The consequence is that the politics of the country are now sharply divided between those desperately clinging to the battlements of the bipartisan establishment, terribly bedraggled and disheveled after three years of a figurehead president trying to impose a socialist program and misuse the justice apparatus to stop their opponent, and the Trump forces marching electorally on Washington with the force and character of a righteous crusade.
For the first time, the United States has faced a period of over-harsh self-judgment in the last phase of the unique and admirable elevation of previously servile minorities to full equality. Such times of controversy are made especially spectacular in the United States by the prominence of the entertainment industry and the American star system that elevates almost anybody who can get attention, if only briefly. The resulting cacaphony has created the illusion of decline. It is unlikely that the next election will elevate a president unaware of the need to close the southern border, avoid inflation, confirm America’s national interests, and give the Pentagon the leadership, the forces, and the equipment to defend those interests.

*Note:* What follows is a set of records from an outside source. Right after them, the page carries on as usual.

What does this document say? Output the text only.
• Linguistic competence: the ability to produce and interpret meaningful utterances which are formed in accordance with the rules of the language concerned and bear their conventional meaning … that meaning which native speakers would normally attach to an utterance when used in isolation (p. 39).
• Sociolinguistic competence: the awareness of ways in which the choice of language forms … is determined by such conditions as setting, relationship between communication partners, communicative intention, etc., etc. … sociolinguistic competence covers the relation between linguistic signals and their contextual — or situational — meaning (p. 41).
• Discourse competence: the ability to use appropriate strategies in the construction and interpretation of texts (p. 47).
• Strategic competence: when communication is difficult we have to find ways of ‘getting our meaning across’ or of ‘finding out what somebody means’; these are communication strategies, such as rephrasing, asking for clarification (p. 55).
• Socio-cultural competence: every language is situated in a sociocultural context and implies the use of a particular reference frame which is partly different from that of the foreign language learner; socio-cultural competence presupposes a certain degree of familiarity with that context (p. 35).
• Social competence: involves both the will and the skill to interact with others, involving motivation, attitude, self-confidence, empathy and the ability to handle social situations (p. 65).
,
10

While the attention of the world has been focused on the vagaries of American politics, few people have noticed the declining comparative position of China. The economy is stagnant and there’s no longer any talk of China overhauling the United States as the world’s largest economy. Debt is chronic, and China’s abrasiveness has caused Japan, Vietnam, India, and other neighbouring countries to rearm vigorously as India is racking up economic gains reminiscent of China in the early Deng Xiaoping era. Appeasement of the People’s Republic is going out of fashion in the West, and the vaunted Belt and Road program, a departure from China’s historic indifference to those countries distant from the Middle Kingdom, has alienated more people than it has befriended. America is not finished and the Chinese are not Supermen.
The Taiwan invasion discussion reminds this writer of Mr. Churchill’s conclusion in one of his great Demosthenean addresses in October 1940: “We are still awaiting the long-promised invasion. So are the fishes.”